No nos vestimos ni nos maquillamos igual en agosto que en octubre. Y lo mismo ocurre con nuestra casa. Cada estación requiere una estética, unos colores y una sensación diferente. Adaptar nuestro hogar a la temporada otoñal no significa que tengamos que hacer grandes cambios en el mobiliario y la decoración. No hablamos de nada radical, sino de poner el foco en pequeños elementos que pueden interpretar uno de esos papeles secundarios brillantes y de presencia indispensable en toda buena película. Te contamos quiénes son esas pequeñas grandes estrellas del otoño.
1. Los textiles, valor seguro. Si hay un recurso capaz de marcar el paso de los cambios de aire, son ellos. Cojines, mantas, plaids, colchas, alfombras y cortinas tienen un poder enorme para modificar la percepción de una estancia. Mientras que en verano buscamos tejidos ligeros y frescos, en otoño nos atraen más los que tienen más cuerpo y una textura que nos devuelva una agradable sensación de abrigo. Elige materiales como el punto grueso, el algodón lavado, el terciopelo o la lana suave para, por ejemplo, una manta de sofá, una alfombra mullida o unos cojines nuevos que transmitan calidez. Juega con los estampados de flores y hojas de estilo otoñal. Es un ejemplo de poca inversión con grandes efectos.
2. Los colores, los grandes magos. No, no hace falta pintar las paredes para dejarte envolver por una paleta cromática más acorde con el otoño. Tonos tierra, marrones, verdes oscuros, tejas, mostazas y neutros cálidos pueden aparecer en piezas pequeñas con gran efecto visual: jarrones, láminas, velas, fundas de cojín o la vajilla si la dejas a la vista. Estos matices aportan profundidad y calidez inmediata, creando una atmósfera más intimista sin renunciar a la base neutra del verano.
3. Luces, cámara, ¡acción! La luz enfría o abriga. Estimula o adormece. El tipo de iluminación cambia por completo el ambiente de una estancia. De hecho, es uno de los factores que más influye en cómo percibimos y sentimos un espacio. En otoño conviene recuperar lámparas auxiliares con bombillas de temperatura cálida que nos den puntos de luz indirecta. Una única iluminación general puede resultar más fría; en cambio, varias fuentes suaves generan un ambiente íntimo y relajado. Es una de las ideas de decoración otoñal más efectivas y fáciles de aplicar.
4. ¿ Materiales? Mejor si son naturales. La madera, el ratán, el mimbre o la cerámica artesanal aportan agradables toques de calidez. No se trata de llenar la casa de piezas nuevas, sino de incorporar una selección de pequeños detalles: una bandeja de madera, un jarrón de barro con un ramo de flores secas, una cesta de fibras naturales llena de nueces, manzanas y castañas para hacer un centro de mesa? Estos materiales conectan con la naturaleza y refuerzan la sensación de hogar.
5. Muebles auxiliares para pasar más tiempo dentro. Con la llegada del frío, la casa vuelve a ser nuestro mejor refugio. Nos apetece menos salir y más entrar. Es el momento de rodearnos de aliados cara al largo invierno. Pufs, alguna mesa auxiliar a la que dotemos de personalidad, una butaca nueva o aparadores de rincón te ayudan a reorganizar el espacio para hacerlo más funcional y agradable. Son piezas versátiles que van a acompañarnos con su presencia y cercanía en nuestro día a día haciéndonos la vida más cómoda.

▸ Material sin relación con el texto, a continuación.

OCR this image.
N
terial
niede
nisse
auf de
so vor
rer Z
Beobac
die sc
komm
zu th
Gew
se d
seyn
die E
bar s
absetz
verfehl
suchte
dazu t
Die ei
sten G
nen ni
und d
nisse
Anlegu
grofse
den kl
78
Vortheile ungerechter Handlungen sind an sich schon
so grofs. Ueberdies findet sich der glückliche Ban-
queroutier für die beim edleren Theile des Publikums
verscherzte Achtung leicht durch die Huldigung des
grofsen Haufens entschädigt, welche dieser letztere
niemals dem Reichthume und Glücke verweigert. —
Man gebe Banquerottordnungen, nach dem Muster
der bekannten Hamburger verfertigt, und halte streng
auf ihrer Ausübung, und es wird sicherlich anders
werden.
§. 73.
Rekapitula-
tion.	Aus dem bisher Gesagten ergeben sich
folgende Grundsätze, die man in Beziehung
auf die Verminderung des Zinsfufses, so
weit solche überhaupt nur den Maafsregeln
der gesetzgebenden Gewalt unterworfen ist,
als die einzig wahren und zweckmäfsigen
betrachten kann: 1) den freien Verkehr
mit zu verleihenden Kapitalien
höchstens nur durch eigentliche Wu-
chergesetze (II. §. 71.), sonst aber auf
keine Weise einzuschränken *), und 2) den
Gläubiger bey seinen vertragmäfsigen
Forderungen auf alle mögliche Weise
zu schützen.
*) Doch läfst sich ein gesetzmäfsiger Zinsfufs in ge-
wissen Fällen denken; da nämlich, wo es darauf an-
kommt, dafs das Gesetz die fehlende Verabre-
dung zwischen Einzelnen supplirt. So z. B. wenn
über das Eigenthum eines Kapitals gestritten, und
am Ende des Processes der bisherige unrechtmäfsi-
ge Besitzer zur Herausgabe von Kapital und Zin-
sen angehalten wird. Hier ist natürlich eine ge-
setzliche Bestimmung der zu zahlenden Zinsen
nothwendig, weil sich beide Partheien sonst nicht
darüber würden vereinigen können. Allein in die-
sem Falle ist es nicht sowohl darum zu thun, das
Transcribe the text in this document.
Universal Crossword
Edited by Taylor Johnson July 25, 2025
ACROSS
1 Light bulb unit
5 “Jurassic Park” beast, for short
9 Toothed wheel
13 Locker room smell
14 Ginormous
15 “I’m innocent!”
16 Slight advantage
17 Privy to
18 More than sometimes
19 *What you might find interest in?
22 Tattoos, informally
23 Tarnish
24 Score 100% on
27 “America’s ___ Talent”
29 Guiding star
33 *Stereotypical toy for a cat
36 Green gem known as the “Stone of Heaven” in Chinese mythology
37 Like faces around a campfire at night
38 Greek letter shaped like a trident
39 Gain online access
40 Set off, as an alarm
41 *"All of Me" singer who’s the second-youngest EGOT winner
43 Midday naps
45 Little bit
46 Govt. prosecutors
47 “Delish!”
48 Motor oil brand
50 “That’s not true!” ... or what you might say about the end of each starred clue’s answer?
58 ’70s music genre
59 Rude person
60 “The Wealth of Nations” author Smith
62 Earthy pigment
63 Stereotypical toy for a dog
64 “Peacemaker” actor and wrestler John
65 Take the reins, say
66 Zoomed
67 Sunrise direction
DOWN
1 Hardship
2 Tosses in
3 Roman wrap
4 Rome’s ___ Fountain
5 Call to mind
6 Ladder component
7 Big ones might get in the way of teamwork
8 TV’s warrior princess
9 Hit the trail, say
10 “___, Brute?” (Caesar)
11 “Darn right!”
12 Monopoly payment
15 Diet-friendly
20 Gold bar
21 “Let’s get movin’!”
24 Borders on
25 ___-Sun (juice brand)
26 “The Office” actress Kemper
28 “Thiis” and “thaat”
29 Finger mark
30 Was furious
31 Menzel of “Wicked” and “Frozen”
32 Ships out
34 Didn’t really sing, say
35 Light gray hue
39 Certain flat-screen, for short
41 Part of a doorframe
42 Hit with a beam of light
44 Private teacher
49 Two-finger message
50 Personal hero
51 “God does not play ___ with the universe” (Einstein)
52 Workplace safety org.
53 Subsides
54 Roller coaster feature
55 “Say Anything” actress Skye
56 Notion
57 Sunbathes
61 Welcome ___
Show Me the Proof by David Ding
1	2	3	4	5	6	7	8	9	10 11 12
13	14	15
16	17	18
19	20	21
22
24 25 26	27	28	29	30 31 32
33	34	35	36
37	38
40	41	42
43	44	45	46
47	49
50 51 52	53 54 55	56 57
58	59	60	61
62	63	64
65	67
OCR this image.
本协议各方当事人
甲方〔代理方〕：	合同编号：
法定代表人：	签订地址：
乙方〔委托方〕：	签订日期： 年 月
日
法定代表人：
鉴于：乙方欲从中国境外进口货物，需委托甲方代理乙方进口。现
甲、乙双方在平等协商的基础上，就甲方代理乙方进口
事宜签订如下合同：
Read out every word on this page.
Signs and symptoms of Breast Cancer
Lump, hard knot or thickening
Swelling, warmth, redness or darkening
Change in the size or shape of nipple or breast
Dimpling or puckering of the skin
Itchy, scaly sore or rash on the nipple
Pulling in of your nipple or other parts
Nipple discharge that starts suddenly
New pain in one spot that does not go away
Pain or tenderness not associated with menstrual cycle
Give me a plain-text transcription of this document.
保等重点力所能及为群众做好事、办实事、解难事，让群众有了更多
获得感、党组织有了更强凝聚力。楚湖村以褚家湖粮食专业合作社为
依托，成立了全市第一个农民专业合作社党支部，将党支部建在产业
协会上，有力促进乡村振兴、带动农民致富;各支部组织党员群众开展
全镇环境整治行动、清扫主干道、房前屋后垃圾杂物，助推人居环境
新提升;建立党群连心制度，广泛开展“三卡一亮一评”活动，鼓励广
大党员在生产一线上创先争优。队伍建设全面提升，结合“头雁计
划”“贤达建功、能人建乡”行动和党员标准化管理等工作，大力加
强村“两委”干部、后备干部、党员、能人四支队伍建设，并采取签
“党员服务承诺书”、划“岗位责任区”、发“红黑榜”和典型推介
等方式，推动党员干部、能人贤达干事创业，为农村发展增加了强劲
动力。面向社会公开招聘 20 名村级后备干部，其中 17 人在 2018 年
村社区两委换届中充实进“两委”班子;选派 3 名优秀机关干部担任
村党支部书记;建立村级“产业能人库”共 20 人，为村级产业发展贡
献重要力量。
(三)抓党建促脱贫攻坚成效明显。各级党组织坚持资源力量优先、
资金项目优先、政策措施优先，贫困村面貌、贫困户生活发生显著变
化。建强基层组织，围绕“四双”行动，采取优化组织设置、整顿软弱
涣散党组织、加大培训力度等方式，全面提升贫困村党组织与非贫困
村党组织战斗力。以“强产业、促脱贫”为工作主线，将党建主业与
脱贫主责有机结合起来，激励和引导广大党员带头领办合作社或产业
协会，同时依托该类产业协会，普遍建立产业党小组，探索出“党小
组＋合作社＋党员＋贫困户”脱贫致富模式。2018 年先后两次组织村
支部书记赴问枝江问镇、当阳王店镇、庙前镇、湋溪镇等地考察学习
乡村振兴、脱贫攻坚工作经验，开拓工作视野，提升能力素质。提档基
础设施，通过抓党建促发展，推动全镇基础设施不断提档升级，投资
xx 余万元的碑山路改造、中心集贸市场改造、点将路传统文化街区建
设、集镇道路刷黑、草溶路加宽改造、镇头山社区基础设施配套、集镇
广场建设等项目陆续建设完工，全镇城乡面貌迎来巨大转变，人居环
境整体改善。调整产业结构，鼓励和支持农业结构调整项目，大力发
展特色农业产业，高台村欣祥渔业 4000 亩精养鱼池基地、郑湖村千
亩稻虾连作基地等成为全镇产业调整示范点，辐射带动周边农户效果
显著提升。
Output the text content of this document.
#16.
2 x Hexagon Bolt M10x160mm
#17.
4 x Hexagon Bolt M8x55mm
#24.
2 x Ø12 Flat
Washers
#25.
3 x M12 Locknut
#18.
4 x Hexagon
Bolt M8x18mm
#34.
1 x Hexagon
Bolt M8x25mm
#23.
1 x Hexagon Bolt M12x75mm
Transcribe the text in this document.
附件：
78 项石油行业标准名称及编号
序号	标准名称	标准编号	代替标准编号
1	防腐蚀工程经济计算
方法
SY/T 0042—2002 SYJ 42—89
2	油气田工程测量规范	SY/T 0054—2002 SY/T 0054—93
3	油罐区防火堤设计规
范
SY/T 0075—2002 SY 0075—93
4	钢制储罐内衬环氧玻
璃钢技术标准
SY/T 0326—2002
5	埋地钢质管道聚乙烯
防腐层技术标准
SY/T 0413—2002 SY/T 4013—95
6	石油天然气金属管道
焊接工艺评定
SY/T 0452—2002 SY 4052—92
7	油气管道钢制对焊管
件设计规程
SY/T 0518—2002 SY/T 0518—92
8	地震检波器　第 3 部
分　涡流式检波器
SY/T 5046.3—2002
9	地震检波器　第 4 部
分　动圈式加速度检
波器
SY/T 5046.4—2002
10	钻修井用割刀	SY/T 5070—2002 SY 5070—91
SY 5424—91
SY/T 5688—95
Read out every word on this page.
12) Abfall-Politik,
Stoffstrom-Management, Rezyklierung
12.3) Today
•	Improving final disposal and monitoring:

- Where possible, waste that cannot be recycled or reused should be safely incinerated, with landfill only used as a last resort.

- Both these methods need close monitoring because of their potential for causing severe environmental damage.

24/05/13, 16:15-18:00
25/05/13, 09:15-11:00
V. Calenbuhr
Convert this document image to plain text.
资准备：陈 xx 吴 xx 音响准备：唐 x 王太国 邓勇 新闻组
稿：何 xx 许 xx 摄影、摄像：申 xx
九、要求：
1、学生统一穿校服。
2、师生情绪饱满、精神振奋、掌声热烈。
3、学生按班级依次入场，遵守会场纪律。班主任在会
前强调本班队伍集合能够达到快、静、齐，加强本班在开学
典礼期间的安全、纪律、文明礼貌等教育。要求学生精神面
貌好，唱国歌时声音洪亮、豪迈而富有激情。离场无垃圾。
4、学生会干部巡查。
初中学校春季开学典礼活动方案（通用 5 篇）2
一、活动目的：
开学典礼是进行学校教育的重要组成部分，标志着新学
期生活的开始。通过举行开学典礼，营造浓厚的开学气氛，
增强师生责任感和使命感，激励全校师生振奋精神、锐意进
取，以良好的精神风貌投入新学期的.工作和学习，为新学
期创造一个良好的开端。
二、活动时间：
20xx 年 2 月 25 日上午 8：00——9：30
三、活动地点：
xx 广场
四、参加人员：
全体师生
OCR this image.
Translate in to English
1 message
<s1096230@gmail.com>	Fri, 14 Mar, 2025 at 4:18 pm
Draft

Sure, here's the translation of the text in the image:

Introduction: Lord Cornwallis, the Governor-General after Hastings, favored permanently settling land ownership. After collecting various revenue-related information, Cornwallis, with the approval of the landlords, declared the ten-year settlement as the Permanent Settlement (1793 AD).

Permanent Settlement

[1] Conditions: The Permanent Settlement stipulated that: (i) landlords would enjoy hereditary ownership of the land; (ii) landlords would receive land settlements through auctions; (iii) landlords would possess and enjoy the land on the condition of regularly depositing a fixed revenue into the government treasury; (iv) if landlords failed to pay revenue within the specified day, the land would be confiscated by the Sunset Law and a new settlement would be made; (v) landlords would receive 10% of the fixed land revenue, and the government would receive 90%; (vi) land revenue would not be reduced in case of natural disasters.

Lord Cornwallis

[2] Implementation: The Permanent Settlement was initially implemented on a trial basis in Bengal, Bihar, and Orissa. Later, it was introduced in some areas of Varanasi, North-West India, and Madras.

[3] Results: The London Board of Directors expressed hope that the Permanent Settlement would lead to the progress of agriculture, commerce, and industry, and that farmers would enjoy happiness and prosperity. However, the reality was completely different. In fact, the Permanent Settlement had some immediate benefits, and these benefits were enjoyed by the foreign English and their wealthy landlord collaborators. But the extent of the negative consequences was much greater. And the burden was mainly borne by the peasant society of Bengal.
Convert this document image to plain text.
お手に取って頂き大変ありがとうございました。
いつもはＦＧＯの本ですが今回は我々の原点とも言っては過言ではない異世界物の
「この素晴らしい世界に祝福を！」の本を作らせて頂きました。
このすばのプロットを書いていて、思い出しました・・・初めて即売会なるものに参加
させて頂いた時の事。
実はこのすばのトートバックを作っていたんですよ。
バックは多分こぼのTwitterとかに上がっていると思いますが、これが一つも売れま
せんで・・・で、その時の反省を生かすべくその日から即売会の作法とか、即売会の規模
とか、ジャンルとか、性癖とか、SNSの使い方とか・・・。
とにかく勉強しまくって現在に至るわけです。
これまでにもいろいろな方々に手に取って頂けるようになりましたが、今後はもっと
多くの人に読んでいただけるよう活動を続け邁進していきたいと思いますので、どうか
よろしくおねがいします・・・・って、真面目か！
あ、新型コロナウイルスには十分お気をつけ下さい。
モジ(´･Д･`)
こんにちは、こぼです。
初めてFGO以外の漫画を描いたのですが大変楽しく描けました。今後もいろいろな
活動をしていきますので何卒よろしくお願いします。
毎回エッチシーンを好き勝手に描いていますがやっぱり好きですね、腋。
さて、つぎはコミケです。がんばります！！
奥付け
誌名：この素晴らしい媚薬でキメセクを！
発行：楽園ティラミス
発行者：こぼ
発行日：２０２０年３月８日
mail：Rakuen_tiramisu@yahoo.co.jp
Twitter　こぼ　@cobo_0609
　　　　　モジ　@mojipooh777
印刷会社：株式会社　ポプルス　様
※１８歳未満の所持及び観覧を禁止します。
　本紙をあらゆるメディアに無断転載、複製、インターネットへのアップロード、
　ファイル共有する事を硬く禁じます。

Suena bien ¿verdad? De todos modos, si quieres prolongar un poco más las sensaciones del verano, no es necesario que guardes de golpe todo lo relacionado con la recién vivida época estival. La transición no tiene por qué ser brusca. Mezclar elementos veraniegos con otros más otoñales crea un equilibrio natural y evita la sensación de ?decoración por temporada? más propia de los escaparates. Tu hogar puede evolucionar al ritmo que quieras. Tú marcas los tiempos, el cómo y el dónde. Porque cada casa, como cada persona, es única. Y su esencia, sea primavera, verano, otoño o invierno, siempre permanece.